Pewna kobieta była umówiona na wizytę do ginekologa pod koniec tygodnia.
Ze względu na to, że zwolniło się jedno miejsce asystentka doktora zadzwoniła do kobiety z wiadomością, że jeśli ma czas to może przyjść na wizytę dziś o 9:30.
Kobieta długo nie myśląc zgodziła się. Było już po ósmej.
Szybko naszykowała dzieci do szkoły siebie do pracy i postanowiła szybciutko się odświeżyć przed wizytą.
Gdy tylko zajechała do przychodni już wchodziła do gabinetu.
Kiedy kobieta siadła na fotelu usłyszała tylko uwagę od lekarza, że dziś się wyjątkowo przygotowała.

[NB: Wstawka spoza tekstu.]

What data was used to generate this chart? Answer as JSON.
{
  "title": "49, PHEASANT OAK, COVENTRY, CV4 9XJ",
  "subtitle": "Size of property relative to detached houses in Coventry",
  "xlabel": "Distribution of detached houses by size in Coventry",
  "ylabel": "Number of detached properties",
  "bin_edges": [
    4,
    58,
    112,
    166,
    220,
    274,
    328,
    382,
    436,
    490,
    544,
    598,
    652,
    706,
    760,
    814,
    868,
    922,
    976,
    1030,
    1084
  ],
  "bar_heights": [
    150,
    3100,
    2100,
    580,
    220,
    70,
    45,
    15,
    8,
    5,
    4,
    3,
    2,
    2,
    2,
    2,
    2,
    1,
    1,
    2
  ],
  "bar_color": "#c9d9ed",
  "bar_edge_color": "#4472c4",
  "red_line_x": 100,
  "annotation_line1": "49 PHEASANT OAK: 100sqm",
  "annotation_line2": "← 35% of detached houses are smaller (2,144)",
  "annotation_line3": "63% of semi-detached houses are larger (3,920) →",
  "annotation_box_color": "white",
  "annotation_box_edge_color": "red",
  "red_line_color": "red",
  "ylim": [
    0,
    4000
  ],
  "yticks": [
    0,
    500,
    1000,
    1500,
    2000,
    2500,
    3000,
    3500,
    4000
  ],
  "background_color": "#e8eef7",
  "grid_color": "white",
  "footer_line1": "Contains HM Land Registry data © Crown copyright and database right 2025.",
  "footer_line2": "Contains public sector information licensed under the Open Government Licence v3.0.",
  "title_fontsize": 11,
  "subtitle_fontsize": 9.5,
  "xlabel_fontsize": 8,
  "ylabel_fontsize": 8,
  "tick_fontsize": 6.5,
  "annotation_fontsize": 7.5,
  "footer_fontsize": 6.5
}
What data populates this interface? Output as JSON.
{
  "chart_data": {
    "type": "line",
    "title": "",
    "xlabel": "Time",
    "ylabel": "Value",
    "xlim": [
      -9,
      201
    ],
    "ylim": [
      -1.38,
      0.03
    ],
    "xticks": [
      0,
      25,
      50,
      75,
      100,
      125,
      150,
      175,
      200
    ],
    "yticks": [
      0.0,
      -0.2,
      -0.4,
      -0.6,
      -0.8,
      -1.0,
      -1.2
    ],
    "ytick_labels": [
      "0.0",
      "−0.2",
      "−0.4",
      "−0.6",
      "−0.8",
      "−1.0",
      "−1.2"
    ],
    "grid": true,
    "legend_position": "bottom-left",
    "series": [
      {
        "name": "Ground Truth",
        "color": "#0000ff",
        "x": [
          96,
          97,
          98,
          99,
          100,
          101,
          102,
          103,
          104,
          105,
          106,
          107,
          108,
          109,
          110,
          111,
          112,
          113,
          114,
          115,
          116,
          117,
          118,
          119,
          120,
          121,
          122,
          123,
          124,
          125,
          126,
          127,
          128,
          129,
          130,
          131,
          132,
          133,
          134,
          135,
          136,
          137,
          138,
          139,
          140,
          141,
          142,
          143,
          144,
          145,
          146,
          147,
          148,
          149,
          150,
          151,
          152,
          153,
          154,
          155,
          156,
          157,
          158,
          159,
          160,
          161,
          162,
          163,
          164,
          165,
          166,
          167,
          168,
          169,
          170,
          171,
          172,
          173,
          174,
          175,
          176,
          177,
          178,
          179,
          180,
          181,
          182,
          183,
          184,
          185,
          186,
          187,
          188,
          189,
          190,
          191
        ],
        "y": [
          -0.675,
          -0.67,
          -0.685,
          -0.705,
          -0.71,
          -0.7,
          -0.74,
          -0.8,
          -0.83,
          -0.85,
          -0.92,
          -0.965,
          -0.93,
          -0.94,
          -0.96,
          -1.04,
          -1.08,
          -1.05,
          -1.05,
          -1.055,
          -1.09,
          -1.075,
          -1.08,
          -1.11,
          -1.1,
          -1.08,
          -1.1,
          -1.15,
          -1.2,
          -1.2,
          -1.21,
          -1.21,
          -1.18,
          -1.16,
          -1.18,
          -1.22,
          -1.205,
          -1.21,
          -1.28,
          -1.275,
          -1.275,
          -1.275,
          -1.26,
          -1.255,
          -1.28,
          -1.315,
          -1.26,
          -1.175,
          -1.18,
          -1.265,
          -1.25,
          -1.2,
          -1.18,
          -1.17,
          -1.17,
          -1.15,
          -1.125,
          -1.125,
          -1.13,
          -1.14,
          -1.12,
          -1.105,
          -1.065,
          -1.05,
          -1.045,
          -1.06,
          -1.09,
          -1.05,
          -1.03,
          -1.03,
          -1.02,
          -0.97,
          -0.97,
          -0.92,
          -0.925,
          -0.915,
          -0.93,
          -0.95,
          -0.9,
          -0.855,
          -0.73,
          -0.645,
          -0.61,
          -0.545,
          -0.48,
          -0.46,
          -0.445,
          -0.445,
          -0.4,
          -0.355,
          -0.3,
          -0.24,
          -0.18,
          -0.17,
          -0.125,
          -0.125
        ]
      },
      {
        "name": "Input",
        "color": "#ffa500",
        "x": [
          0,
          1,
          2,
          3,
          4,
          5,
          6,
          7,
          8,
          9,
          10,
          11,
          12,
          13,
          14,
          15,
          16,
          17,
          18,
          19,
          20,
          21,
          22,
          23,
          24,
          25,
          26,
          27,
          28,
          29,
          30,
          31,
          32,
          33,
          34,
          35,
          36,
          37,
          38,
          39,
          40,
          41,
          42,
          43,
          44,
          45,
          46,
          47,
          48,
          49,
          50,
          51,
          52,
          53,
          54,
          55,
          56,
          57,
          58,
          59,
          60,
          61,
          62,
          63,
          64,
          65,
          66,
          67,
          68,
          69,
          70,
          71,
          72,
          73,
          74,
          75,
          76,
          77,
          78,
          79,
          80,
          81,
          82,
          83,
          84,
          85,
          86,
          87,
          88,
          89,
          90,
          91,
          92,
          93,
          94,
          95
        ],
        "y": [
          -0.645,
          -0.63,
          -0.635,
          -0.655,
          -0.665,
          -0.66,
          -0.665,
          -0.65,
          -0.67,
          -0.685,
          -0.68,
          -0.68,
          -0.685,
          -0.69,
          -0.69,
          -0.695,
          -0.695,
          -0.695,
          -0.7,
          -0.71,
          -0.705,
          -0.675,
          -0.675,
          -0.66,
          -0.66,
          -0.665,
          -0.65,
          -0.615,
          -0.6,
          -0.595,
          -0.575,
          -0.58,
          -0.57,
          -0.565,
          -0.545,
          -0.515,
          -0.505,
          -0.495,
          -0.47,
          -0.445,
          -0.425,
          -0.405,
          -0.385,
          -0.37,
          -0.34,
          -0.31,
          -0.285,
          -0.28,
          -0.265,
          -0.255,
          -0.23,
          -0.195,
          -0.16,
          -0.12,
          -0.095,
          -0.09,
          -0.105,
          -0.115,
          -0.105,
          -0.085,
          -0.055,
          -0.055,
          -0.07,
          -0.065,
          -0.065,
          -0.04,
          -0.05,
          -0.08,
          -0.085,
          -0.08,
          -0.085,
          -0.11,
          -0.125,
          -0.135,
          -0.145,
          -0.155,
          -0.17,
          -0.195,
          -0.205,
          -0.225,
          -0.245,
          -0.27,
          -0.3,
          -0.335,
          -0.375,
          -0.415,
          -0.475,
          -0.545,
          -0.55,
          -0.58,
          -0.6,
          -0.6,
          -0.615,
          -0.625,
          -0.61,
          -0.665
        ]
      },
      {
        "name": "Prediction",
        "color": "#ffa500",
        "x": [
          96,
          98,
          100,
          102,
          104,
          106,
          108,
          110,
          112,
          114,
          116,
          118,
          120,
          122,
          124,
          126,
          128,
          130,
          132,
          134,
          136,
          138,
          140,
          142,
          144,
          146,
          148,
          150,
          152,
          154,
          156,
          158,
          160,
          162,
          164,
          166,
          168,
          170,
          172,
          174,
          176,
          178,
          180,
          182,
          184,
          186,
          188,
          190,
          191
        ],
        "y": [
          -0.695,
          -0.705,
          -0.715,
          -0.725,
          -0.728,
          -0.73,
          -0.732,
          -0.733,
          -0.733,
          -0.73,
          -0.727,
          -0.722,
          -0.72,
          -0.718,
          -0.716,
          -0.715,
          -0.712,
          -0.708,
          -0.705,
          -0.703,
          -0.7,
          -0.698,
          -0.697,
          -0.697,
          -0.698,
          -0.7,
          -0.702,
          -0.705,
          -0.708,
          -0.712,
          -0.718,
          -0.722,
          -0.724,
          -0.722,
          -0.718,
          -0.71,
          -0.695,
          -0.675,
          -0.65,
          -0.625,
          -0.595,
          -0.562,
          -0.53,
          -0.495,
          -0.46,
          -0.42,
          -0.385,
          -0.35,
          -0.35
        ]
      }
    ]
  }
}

Nie do końca wiedziała o co mu chodzi ale zignorowała temat.
Badanie przeszło szybko i sprawnie, po czym kobieta szybko popędziła do pracy.
Po powrocie do domu jej 6-letnia córeczka krzyczała z łazienki, że chce swoje mydło, które naszykowała sobie na umywalce do kąpieli.
Kobieta powiedziała córce żeby wzięła nowe skoro tamtego nie ma, na co córeczka powiedziała, że ona chce to co sobie naszykowała bo było z brokatem i pięknie błyszczało.